- Flag
- Interactive map of Goncha
- Coordinates: 11°5′N 37°35′E﻿ / ﻿11.083°N 37.583°E
- Zone: Misraq Gojjam
- Region: Amhara

Area
- • Total: 633.74 km^{2} (244.69 sq mi)

Population (2012 est.)
- • Total: 115,529
- • Density: 182.30/km^{2} (472.15/sq mi)

= Goncha =

District in Amhara Region, Ethiopia

Goncha is one of the woredas in the Amhara Region of Ethiopia. Part of the Misraq Gojjam Zone, Goncha is bordered on the south, west and north by the Mirab Gojjam Zone, on the east by Hulet Ej Enese, and on the southeast by Bibugn. Goncha was part of Kuarit woreda. It belonged to the Mirab Gojjam Zone but according to the map of UN-OCHA it is part of Misraq Gojjam Zone now.

==Demographics==
A 2012 estimate puts the population at 115,529. This gives a population density of 182.30 people per square kilometer (244.69 people per square mile), given its area of 633.74 square kilometers (244.69 square miles), higher than the East Gojjam Zone average of 167.94 people per square kilometer (434.95 people per square mile).

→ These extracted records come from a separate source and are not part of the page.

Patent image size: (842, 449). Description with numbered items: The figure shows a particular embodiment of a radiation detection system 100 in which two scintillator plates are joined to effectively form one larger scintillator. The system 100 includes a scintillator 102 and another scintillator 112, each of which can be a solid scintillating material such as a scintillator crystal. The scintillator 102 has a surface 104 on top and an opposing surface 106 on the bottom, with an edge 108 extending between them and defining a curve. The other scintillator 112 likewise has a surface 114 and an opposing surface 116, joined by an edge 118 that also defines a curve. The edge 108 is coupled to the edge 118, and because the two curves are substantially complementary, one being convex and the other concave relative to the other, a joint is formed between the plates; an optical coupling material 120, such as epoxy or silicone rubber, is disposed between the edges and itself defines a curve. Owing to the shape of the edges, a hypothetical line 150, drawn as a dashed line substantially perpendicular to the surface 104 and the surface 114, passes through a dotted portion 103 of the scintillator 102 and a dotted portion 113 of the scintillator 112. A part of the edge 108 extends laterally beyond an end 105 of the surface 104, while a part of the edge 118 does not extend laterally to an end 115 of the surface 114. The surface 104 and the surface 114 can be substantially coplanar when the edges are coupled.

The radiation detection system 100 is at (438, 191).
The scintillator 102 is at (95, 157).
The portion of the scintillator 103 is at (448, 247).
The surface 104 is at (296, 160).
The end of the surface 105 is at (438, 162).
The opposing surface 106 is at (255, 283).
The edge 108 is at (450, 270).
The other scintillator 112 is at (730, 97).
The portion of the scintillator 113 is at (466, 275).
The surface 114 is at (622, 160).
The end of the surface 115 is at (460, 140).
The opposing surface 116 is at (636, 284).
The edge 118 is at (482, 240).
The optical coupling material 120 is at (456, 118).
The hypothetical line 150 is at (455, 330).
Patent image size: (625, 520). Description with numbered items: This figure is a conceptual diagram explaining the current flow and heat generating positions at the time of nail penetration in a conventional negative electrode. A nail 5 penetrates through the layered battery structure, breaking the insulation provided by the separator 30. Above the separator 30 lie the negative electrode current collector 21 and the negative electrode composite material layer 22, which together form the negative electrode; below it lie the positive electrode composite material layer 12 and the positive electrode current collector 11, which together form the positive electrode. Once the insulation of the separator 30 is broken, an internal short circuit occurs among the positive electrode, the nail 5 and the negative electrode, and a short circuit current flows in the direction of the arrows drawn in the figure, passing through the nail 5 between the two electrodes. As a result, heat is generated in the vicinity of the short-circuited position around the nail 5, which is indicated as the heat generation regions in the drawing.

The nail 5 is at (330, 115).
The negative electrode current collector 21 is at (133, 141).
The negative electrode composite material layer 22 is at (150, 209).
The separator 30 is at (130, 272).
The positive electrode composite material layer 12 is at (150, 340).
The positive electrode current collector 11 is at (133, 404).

Based on the 2007 national census conducted by the Central Statistical Agency of Ethiopia (CSA), this woreda has a total population of 106,688, of whom 53,691 are men and 52,997 women; 4,253 or 3.99% are urban inhabitants.

The majority of the inhabitants practiced Ethiopian Orthodox Christianity, with 99.37% reporting that as their religion.